After reading the article, “Discussing the paranormal at the Bradford County Library,” in the Review (Nov 17) about the “haunted” Old Methodist Church in West Burlington Township, I decided to investigate my current 100-plus year old residence. I reviewed the web sites of several paranormal investigative companies to determine the expertise, education, equipment, and licensing needed for an investigation, and concluded that I qualified.
One recent evening, I assembled and set up my digital recorders (voice and video), digital cameras, EMF detectors, motion sensors, temperature sensors, computers, and other miscellaneous equipment. At midnight with the house completely dark, I heard a noise. I stepped forward and called out, “if anyone is there, make a noise.” Nothing. I stepped forward again -- and heard an ungodly screeching like nothing I’ve ever heard before. My wife said, “you idiot, you just stepped on the cat’s tail, and now he’s climbing the curtain.” I told her to go back to bed, and continued my search.
After the cat returned to the floor, and with the cameras set to infrared, ultra-violet, microwave, gamma ray, neutrino, and low-light mode, I detected an object floating near the bottom of the screen. It was spherical and fuzzy. I woke up my wife, and asked her to look at my discovery. She said, “you idiot, it’s a wad of cat hair.” I told her to go back to bed, and continued my search.

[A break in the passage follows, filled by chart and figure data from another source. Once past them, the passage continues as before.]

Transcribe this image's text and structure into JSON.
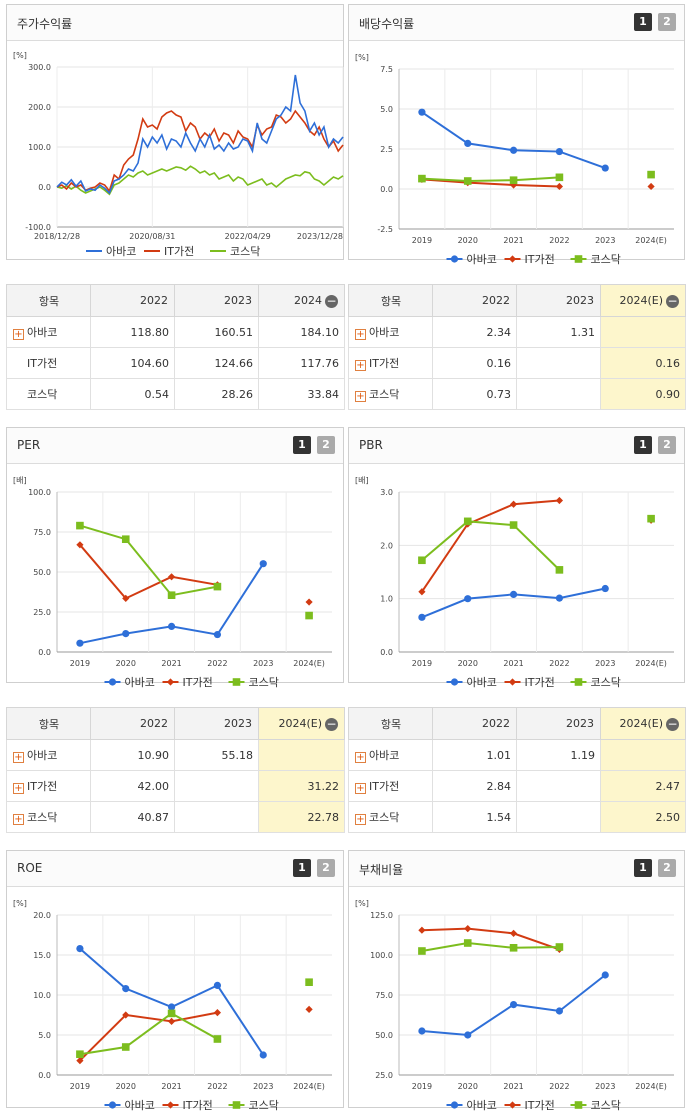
{
  "colors": {
    "abaco": "#2e6fd8",
    "it": "#d23b12",
    "kosdaq": "#7cbd1e"
  },
  "series_names": [
    "아바코",
    "IT가전",
    "코스닥"
  ],
  "icons": {
    "row_expand": "plus-icon",
    "collapse": "minus-icon"
  },
  "tabs": [
    "1",
    "2"
  ],
  "panels": {
    "stock": {
      "title": "주가수익률",
      "unit": "[%]"
    },
    "div": {
      "title": "배당수익률",
      "unit": "[%]"
    },
    "per": {
      "title": "PER",
      "unit": "[배]"
    },
    "pbr": {
      "title": "PBR",
      "unit": "[배]"
    },
    "roe": {
      "title": "ROE",
      "unit": "[%]"
    },
    "debt": {
      "title": "부채비율",
      "unit": "[%]"
    }
  },
  "tables": {
    "stock": {
      "headers": [
        "항목",
        "2022",
        "2023",
        "2024"
      ],
      "rows": [
        {
          "label": "아바코",
          "values": [
            "118.80",
            "160.51",
            "184.10"
          ]
        },
        {
          "label": "IT가전",
          "values": [
            "104.60",
            "124.66",
            "117.76"
          ]
        },
        {
          "label": "코스닥",
          "values": [
            "0.54",
            "28.26",
            "33.84"
          ]
        }
      ]
    },
    "div": {
      "headers": [
        "항목",
        "2022",
        "2023",
        "2024(E)"
      ],
      "rows": [
        {
          "label": "아바코",
          "values": [
            "2.34",
            "1.31",
            ""
          ]
        },
        {
          "label": "IT가전",
          "values": [
            "0.16",
            "",
            "0.16"
          ]
        },
        {
          "label": "코스닥",
          "values": [
            "0.73",
            "",
            "0.90"
          ]
        }
      ]
    },
    "per": {
      "headers": [
        "항목",
        "2022",
        "2023",
        "2024(E)"
      ],
      "rows": [
        {
          "label": "아바코",
          "values": [
            "10.90",
            "55.18",
            ""
          ]
        },
        {
          "label": "IT가전",
          "values": [
            "42.00",
            "",
            "31.22"
          ]
        },
        {
          "label": "코스닥",
          "values": [
            "40.87",
            "",
            "22.78"
          ]
        }
      ]
    },
    "pbr": {
      "headers": [
        "항목",
        "2022",
        "2023",
        "2024(E)"
      ],
      "rows": [
        {
          "label": "아바코",
          "values": [
            "1.01",
            "1.19",
            ""
          ]
        },
        {
          "label": "IT가전",
          "values": [
            "2.84",
            "",
            "2.47"
          ]
        },
        {
          "label": "코스닥",
          "values": [
            "1.54",
            "",
            "2.50"
          ]
        }
      ]
    }
  },
  "chart_data": [
    {
      "id": "stock",
      "type": "line",
      "title": "주가수익률",
      "ylabel": "[%]",
      "ylim": [
        -100,
        300
      ],
      "yticks": [
        "300.0",
        "200.0",
        "100.0",
        "0.0",
        "-100.0"
      ],
      "yticks_values": [
        300,
        200,
        100,
        0,
        -100
      ],
      "xticks": [
        "2018/12/28",
        "2020/08/31",
        "2022/04/29",
        "2023/12/28"
      ],
      "xlim": [
        0,
        60
      ],
      "xticks_values": [
        0,
        20,
        40,
        60
      ],
      "series": [
        {
          "name": "아바코",
          "x": [
            0,
            1,
            2,
            3,
            4,
            5,
            6,
            7,
            8,
            9,
            10,
            11,
            12,
            13,
            14,
            15,
            16,
            17,
            18,
            19,
            20,
            21,
            22,
            23,
            24,
            25,
            26,
            27,
            28,
            29,
            30,
            31,
            32,
            33,
            34,
            35,
            36,
            37,
            38,
            39,
            40,
            41,
            42,
            43,
            44,
            45,
            46,
            47,
            48,
            49,
            50,
            51,
            52,
            53,
            54,
            55,
            56,
            57,
            58,
            59,
            60
          ],
          "y": [
            0,
            12,
            5,
            18,
            2,
            15,
            -10,
            -5,
            -8,
            5,
            -3,
            -15,
            15,
            20,
            30,
            45,
            40,
            60,
            120,
            100,
            125,
            110,
            130,
            95,
            120,
            115,
            100,
            135,
            110,
            90,
            120,
            100,
            130,
            95,
            105,
            90,
            110,
            95,
            100,
            120,
            115,
            90,
            160,
            120,
            110,
            140,
            170,
            180,
            200,
            190,
            280,
            210,
            190,
            140,
            160,
            130,
            150,
            100,
            120,
            110,
            125
          ]
        },
        {
          "name": "IT가전",
          "x": [
            0,
            1,
            2,
            3,
            4,
            5,
            6,
            7,
            8,
            9,
            10,
            11,
            12,
            13,
            14,
            15,
            16,
            17,
            18,
            19,
            20,
            21,
            22,
            23,
            24,
            25,
            26,
            27,
            28,
            29,
            30,
            31,
            32,
            33,
            34,
            35,
            36,
            37,
            38,
            39,
            40,
            41,
            42,
            43,
            44,
            45,
            46,
            47,
            48,
            49,
            50,
            51,
            52,
            53,
            54,
            55,
            56,
            57,
            58,
            59,
            60
          ],
          "y": [
            0,
            5,
            -5,
            10,
            0,
            5,
            -8,
            -3,
            0,
            10,
            5,
            -10,
            30,
            20,
            55,
            70,
            80,
            120,
            170,
            150,
            155,
            145,
            175,
            185,
            190,
            180,
            175,
            140,
            160,
            150,
            120,
            135,
            125,
            145,
            115,
            135,
            130,
            110,
            140,
            125,
            120,
            100,
            155,
            130,
            145,
            150,
            180,
            175,
            160,
            170,
            190,
            175,
            160,
            140,
            130,
            150,
            120,
            100,
            115,
            90,
            105
          ]
        },
        {
          "name": "코스닥",
          "x": [
            0,
            1,
            2,
            3,
            4,
            5,
            6,
            7,
            8,
            9,
            10,
            11,
            12,
            13,
            14,
            15,
            16,
            17,
            18,
            19,
            20,
            21,
            22,
            23,
            24,
            25,
            26,
            27,
            28,
            29,
            30,
            31,
            32,
            33,
            34,
            35,
            36,
            37,
            38,
            39,
            40,
            41,
            42,
            43,
            44,
            45,
            46,
            47,
            48,
            49,
            50,
            51,
            52,
            53,
            54,
            55,
            56,
            57,
            58,
            59,
            60
          ],
          "y": [
            0,
            -3,
            3,
            -5,
            2,
            -8,
            -15,
            -10,
            -5,
            0,
            -8,
            -18,
            5,
            10,
            20,
            30,
            25,
            35,
            40,
            30,
            35,
            40,
            45,
            40,
            45,
            50,
            48,
            42,
            52,
            45,
            35,
            40,
            30,
            35,
            20,
            25,
            30,
            15,
            25,
            20,
            5,
            10,
            15,
            20,
            5,
            10,
            0,
            10,
            20,
            25,
            30,
            28,
            38,
            35,
            20,
            15,
            5,
            15,
            25,
            20,
            28
          ]
        }
      ]
    },
    {
      "id": "div",
      "type": "line",
      "ylim": [
        -2.5,
        7.5
      ],
      "yticks": [
        "7.5",
        "5.0",
        "2.5",
        "0.0",
        "-2.5"
      ],
      "yticks_values": [
        7.5,
        5.0,
        2.5,
        0.0,
        -2.5
      ],
      "categories": [
        "2019",
        "2020",
        "2021",
        "2022",
        "2023",
        "2024(E)"
      ],
      "series": [
        {
          "name": "아바코",
          "values": [
            4.8,
            2.85,
            2.42,
            2.34,
            1.31,
            null
          ]
        },
        {
          "name": "IT가전",
          "values": [
            0.6,
            0.4,
            0.25,
            0.16,
            null,
            0.16
          ]
        },
        {
          "name": "코스닥",
          "values": [
            0.65,
            0.5,
            0.55,
            0.73,
            null,
            0.9
          ]
        }
      ]
    },
    {
      "id": "per",
      "type": "line",
      "ylim": [
        0,
        100
      ],
      "yticks": [
        "100.0",
        "75.0",
        "50.0",
        "25.0",
        "0.0"
      ],
      "yticks_values": [
        100,
        75,
        50,
        25,
        0
      ],
      "categories": [
        "2019",
        "2020",
        "2021",
        "2022",
        "2023",
        "2024(E)"
      ],
      "series": [
        {
          "name": "아바코",
          "values": [
            5.5,
            11.5,
            16.0,
            10.9,
            55.18,
            null
          ]
        },
        {
          "name": "IT가전",
          "values": [
            67.0,
            33.5,
            47.0,
            42.0,
            null,
            31.22
          ]
        },
        {
          "name": "코스닥",
          "values": [
            79.0,
            70.5,
            35.5,
            40.87,
            null,
            22.78
          ]
        }
      ]
    },
    {
      "id": "pbr",
      "type": "line",
      "ylim": [
        0,
        3.0
      ],
      "yticks": [
        "3.0",
        "2.0",
        "1.0",
        "0.0"
      ],
      "yticks_values": [
        3.0,
        2.0,
        1.0,
        0.0
      ],
      "categories": [
        "2019",
        "2020",
        "2021",
        "2022",
        "2023",
        "2024(E)"
      ],
      "series": [
        {
          "name": "아바코",
          "values": [
            0.65,
            1.0,
            1.08,
            1.01,
            1.19,
            null
          ]
        },
        {
          "name": "IT가전",
          "values": [
            1.13,
            2.4,
            2.77,
            2.84,
            null,
            2.47
          ]
        },
        {
          "name": "코스닥",
          "values": [
            1.72,
            2.45,
            2.38,
            1.54,
            null,
            2.5
          ]
        }
      ]
    },
    {
      "id": "roe",
      "type": "line",
      "ylim": [
        0,
        20
      ],
      "yticks": [
        "20.0",
        "15.0",
        "10.0",
        "5.0",
        "0.0"
      ],
      "yticks_values": [
        20,
        15,
        10,
        5,
        0
      ],
      "categories": [
        "2019",
        "2020",
        "2021",
        "2022",
        "2023",
        "2024(E)"
      ],
      "series": [
        {
          "name": "아바코",
          "values": [
            15.8,
            10.8,
            8.5,
            11.2,
            2.5,
            null
          ]
        },
        {
          "name": "IT가전",
          "values": [
            1.8,
            7.5,
            6.7,
            7.8,
            null,
            8.2
          ]
        },
        {
          "name": "코스닥",
          "values": [
            2.6,
            3.5,
            7.7,
            4.5,
            null,
            11.6
          ]
        }
      ]
    },
    {
      "id": "debt",
      "type": "line",
      "ylim": [
        25,
        125
      ],
      "yticks": [
        "125.0",
        "100.0",
        "75.0",
        "50.0",
        "25.0"
      ],
      "yticks_values": [
        125,
        100,
        75,
        50,
        25
      ],
      "categories": [
        "2019",
        "2020",
        "2021",
        "2022",
        "2023",
        "2024(E)"
      ],
      "series": [
        {
          "name": "아바코",
          "values": [
            52.5,
            50.0,
            69.0,
            65.0,
            87.5,
            null
          ]
        },
        {
          "name": "IT가전",
          "values": [
            115.5,
            116.5,
            113.5,
            103.5,
            null,
            null
          ]
        },
        {
          "name": "코스닥",
          "values": [
            102.5,
            107.5,
            104.5,
            105.0,
            null,
            null
          ]
        }
      ]
    }
  ]
}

Determined to not fail yet again, I charged up the flux capacitor to 1.21 gigawatts -- and somehow managed to step on the cat’s tail again. I didn’t know this before, but for a brief instant, a cat with a stepped-on tail reaches an instantaneous velocity of 88 mph. When I told my wife that I couldn’t find the cat, she said, “you idiot, check the curtain.” No cat – anywhere – except perhaps on the curtain in 1955. I said that the cat would show up -- eventually. She went back to bed.
So if you need your house checked, call me, but only if you don’t have cats.